Wat straal je uit? Welke lichaamstaal gebruik je?

We staan er misschien (niet) voldoende bij stil maar de uitstraling, het stemgeluid, het oogcontact, de geur en de juiste communicatie brengen je al een pak verder naar een nieuw en dieper contact.

Goed communiceren is een dynamisch proces waarbij je voortdurend beïnvloedt en flexibiliteit is de sleutel tot effectieve communicatie.
In dit overzicht gaan we dieper in op de interne en non-verbale communicatie.

 1. Hoe is je houding?

Positief: Open houding aannemen, rechtop staan of zitten, schouders zijn ontspannen, hoofd staat rechtop, soepele bewegingen, schouders naar de ander toewenden en licht voorover leunen.
Negatief: Gesloten houding aannemen, in elkaar gedoken zitten of staan, schouders zijn gespannen, hoofd is naar beneden gebogen, rusteloze houding, te snel bewegen, verstarren, wiebelen, met voeten spelen en tikken, schouders wegdraaien van de ander, naar achter leunen

 2. HOE staat je gezicht?

Positief: Ontspannen lachen, rustig oogcontact onderhouden, ogen normaal geopend, mond ontspannen.

Negatief: Gemaakt lachen, weinig oogcontact of gefixeerd staren, naar uitgang gedraaid, omlaag kijken, ogen dichtknijpen of juist opensperren met  grote pupillen (angst), lippen bijten, mond strak dichthouden en kaakspieren zijn gespannen.

3. HOE STAAn je handen?

Positief: Handen opengevouwen, rustige ondersteunende gebaren, beide handen achter de nek houden (ellenbogen uit mekaar), in handen wrijven, handen naar de borst (bij mannen), handen op stoelleuning.

Negatief: Gebalde vuisten, friemelen, trommelen, gebaren maken of juist onrustige gebaren, veel de hals, het hoofd en het gezicht aanraken, de mond, de oren en de neus veelvuldig aanraken, de handen samenknijpen, zweethanden, nagels plukken, armen wrijven en bovenkant van de hand wrijven.

4. HOE klinkt je stem?

Positief: Rustig spreektempo, stabiele stem, normale stemhoogte, veel “hummen” en “ja-ja’s”, eerder lage stem meer met stevigheid maar niet in volume

Negatief: Snel spreken, trillende overslaande stem, verhoogd stemtimbre, overdreven intonatie, veel slikken en kleine afkeurende geluidjes maken, te zacht spreken.

 5. HOE STAAT JE GEZICHT?

Positief: Ontspannen lachen, rustig oogcontact onderhouden, ogen normaal geopend, mond ontspannen.

Negatief: Gemaakt lachen, weinig oogcontact of gefixeerd staren, naar uitgang gedraaid, omlaag kijken, ogen dichtknijpen of juist opensperren. 

6. HOE STAAn je benen?

Positief: Voor mannen: benen gelijkmatig naast mekaar en voeten rustig op de grond en voor vrouwen: benen over mekaar slaan en voeten rustig laten hangen.

Negatief: Bij mannen: benen over mekaar slaan en voor vrouwen benen naast mekaar geplaatst.

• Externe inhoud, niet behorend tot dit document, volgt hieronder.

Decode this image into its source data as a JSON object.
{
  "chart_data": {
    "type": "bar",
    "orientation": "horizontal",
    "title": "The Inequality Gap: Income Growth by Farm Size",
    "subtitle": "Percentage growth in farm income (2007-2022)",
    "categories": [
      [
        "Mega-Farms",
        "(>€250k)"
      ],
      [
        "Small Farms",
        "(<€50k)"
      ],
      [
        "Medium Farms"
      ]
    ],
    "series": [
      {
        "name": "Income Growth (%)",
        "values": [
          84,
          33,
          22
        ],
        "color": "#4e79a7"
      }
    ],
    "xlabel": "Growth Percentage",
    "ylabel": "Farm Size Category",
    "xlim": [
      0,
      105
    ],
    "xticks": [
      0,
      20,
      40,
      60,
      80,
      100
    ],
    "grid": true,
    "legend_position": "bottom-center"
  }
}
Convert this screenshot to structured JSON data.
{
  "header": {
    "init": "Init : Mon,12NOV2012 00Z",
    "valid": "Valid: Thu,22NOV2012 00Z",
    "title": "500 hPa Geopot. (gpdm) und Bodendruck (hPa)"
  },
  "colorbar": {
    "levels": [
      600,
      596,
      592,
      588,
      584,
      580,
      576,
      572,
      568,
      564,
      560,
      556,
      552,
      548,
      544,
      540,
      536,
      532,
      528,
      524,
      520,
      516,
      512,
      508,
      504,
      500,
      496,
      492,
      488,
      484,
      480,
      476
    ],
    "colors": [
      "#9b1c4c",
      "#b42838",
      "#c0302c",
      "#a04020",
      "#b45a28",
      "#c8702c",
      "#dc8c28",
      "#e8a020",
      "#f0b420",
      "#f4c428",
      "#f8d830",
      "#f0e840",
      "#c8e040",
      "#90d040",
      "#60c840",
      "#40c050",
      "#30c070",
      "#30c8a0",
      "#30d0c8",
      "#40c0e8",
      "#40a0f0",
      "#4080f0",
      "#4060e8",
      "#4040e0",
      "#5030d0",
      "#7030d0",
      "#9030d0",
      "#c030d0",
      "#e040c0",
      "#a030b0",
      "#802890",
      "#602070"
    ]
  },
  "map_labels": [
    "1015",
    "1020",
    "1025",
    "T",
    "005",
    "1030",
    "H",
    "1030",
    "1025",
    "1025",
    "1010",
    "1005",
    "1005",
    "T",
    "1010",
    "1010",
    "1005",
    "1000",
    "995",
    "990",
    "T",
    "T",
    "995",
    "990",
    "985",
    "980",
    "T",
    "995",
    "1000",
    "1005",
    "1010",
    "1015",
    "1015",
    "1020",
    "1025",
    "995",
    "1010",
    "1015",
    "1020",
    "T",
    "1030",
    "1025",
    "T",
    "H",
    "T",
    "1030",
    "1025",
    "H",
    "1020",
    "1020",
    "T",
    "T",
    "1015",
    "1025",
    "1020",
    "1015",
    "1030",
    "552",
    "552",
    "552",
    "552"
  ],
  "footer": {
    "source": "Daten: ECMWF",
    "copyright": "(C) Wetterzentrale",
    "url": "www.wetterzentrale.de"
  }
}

Voeten onrustig over en weer.

 

7. wat is je  afstand?

Positief: Verkleinen afstand, in midden van ruimte staan.

Negatief: Vergroten van afstand, hoeken van de ruimte opzoeken.

 

8. andere signalen

Positief: Gezonde huidtint, jas(je) opendoen, gesprek naar je toedraaien, gesprek beëindigen, rustig adem halen, het gesprek beëindigen.

Negatief: Nagelbijten, trillen, grauwe huidtint, geeuwen, keel schrapen, aan stoel voelen (testen) voor het zitten, zwaar of oppervlakkig ademhalen, bleke of rode huid (vlekken), jas(je) toedoen, initiatief aan een ander laten, gelaten, initiatief nemen om gesprek te beëindigen.